C’est l’époque du racisme scientifique. Et
les spectacles et les zoos humains sont appuyés par les savants, sont appuyés
par la science, et par une certaine anthropologie physique, une anthropologie
qui est au cœur même du racisme moderne. Cette fausse science créa d’énormes
dommages.
Audiofil :
Dans son
roman «Inhumaines», Philippe Claudel
pousse la caricature, le cynisme et l’ironie à l’extrême, mais ce faisant, il nous
renvoie notre image.
«Le rire contre les armes. Et l’ironie pour
se moquer de nous. L’homme est sans doute le seul animal à commettre deux fois
les mêmes erreurs. Il est aussi l’unique à fabriquer le pire et à le dépasser
sans cesse. À observer le monde comme il va, on hésite alors entre les larmes
et le rire.
J’ai choisi dans Inhumaines de m’affubler d’un nez rouge, d’exagérer le vrai pour en
saisir l’atroce. Ma volonté était de cette façon de tempérer la cruauté née de
notre société en la croquant de façon grotesque, ce qui permet de s’en moquer,
en espérant contribuer à la corriger aussi, même si je n’ai guère d’illusion
sur ce point : restons modeste.
Je suis convaincu qu’il est des situations
où la littérature doit se transformer en papier de verre pour décaper les
cervelles : cela fait un peu mal au début mais cela chatouille aussi. ... Inhumaines est inspiré de faits réels.
Toute ressemblance avec des personnes ou des situations existant est totalement
volontaire.

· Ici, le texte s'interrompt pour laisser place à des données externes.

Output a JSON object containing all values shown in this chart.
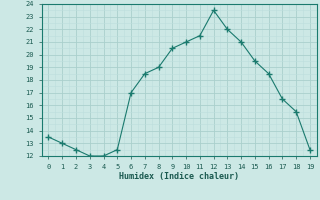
{
  "x": [
    0,
    1,
    2,
    3,
    4,
    5,
    6,
    7,
    8,
    9,
    10,
    11,
    12,
    13,
    14,
    15,
    16,
    17,
    18,
    19
  ],
  "y": [
    13.5,
    13.0,
    12.5,
    12.0,
    12.0,
    12.5,
    17.0,
    18.5,
    19.0,
    20.5,
    21.0,
    21.5,
    23.5,
    22.0,
    21.0,
    19.5,
    18.5,
    16.5,
    15.5,
    12.5
  ],
  "xlabel": "Humidex (Indice chaleur)",
  "ylim": [
    12,
    24
  ],
  "xlim": [
    -0.5,
    19.5
  ],
  "yticks": [
    12,
    13,
    14,
    15,
    16,
    17,
    18,
    19,
    20,
    21,
    22,
    23,
    24
  ],
  "xticks": [
    0,
    1,
    2,
    3,
    4,
    5,
    6,
    7,
    8,
    9,
    10,
    11,
    12,
    13,
    14,
    15,
    16,
    17,
    18,
    19
  ],
  "line_color": "#1a7a6e",
  "marker_color": "#1a7a6e",
  "bg_color": "#cce8e5",
  "grid_major_color": "#aad0cc",
  "grid_minor_color": "#bcdedd",
  "font_color": "#1a5a50",
  "spine_color": "#1a7a6e"
}
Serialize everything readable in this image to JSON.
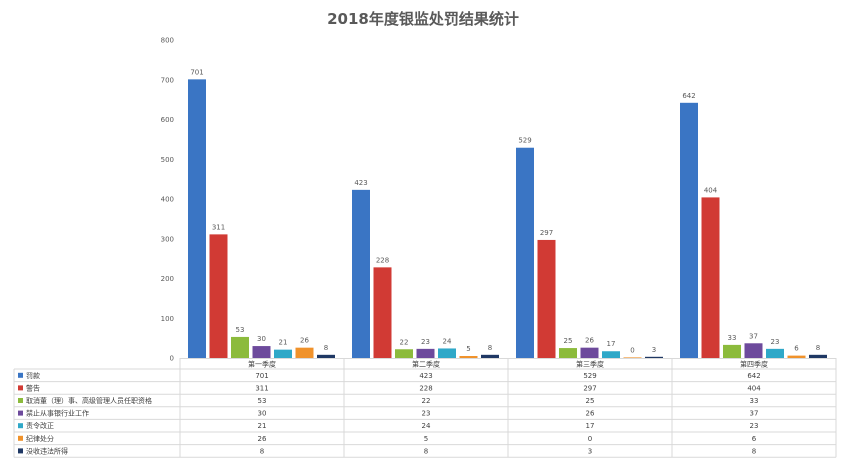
{
  "chart_data": {
    "type": "bar",
    "title": "2018年度银监处罚结果统计",
    "categories": [
      "第一季度",
      "第二季度",
      "第三季度",
      "第四季度"
    ],
    "ylim": [
      0,
      800
    ],
    "yticks": [
      0,
      100,
      200,
      300,
      400,
      500,
      600,
      700,
      800
    ],
    "grid": false,
    "legend": "data-table-bottom",
    "series": [
      {
        "name": "罚款",
        "color": "#3a75c4",
        "values": [
          701,
          423,
          529,
          642
        ]
      },
      {
        "name": "警告",
        "color": "#d13a34",
        "values": [
          311,
          228,
          297,
          404
        ]
      },
      {
        "name": "取消董（理）事、高级管理人员任职资格",
        "color": "#8cbb3c",
        "values": [
          53,
          22,
          25,
          33
        ]
      },
      {
        "name": "禁止从事银行业工作",
        "color": "#6d4a9c",
        "values": [
          30,
          23,
          26,
          37
        ]
      },
      {
        "name": "责令改正",
        "color": "#2fa8c8",
        "values": [
          21,
          24,
          17,
          23
        ]
      },
      {
        "name": "纪律处分",
        "color": "#f0922b",
        "values": [
          26,
          5,
          0,
          6
        ]
      },
      {
        "name": "没收违法所得",
        "color": "#1f3864",
        "values": [
          8,
          8,
          3,
          8
        ]
      }
    ]
  }
}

J’ai simplement forcé un peu le trait. À peine. Et je n’ai d’autre
ambition que faire rire, même jaune, à nos propres dépens, à commencer par les
miens. Inhumaines est à la vérité ce
que le palais des glaces est au réel : exhibant un reflet convexe, parfois
concave, rétréci ou agrandi, même s’il déforme, il ne ment jamais.»
Le
chapitre intitulé «Réduction de la fracture sociale» décrit une version
contemporaine des zoos humains. Les camps de réfugiés ou ceux des immigrants illégaux aux
États-Unis en sont aussi de parfaits exemples...
Depuis
peu on a parqué les pauvres. C’est bien mieux. Ça ne pouvait plus durer. Dans
une société à deux vitesses où les riches passent leur temps à s’enrichir et où
les pauvres passent le leur à s’appauvrir, rien ne sert que les seconds soient
dans le même espace que les premiers. Il ne pourrait en découler que de la
peine et aussi de l’envie. Le gouvernement a agi. Et pour une fois, il a bien
agi. On a ramassé tous les pauvres qu’on a pu trouver. Certains ont dû
s’échapper mais pour aller où. Dans les bois. Dans des contrées hostiles. Ils
n’y survivront pas longtemps. Les pauvres ont été rassemblés dans des stades
qu’ils connaissent bien, qu’ils affectionnent et qu’ils remplissent souvent
pour assister à des matchs de football, leur sport préféré, en buvant des
bières. En l’occurrence ils étaient dans les gradins mais aussi sur la pelouse.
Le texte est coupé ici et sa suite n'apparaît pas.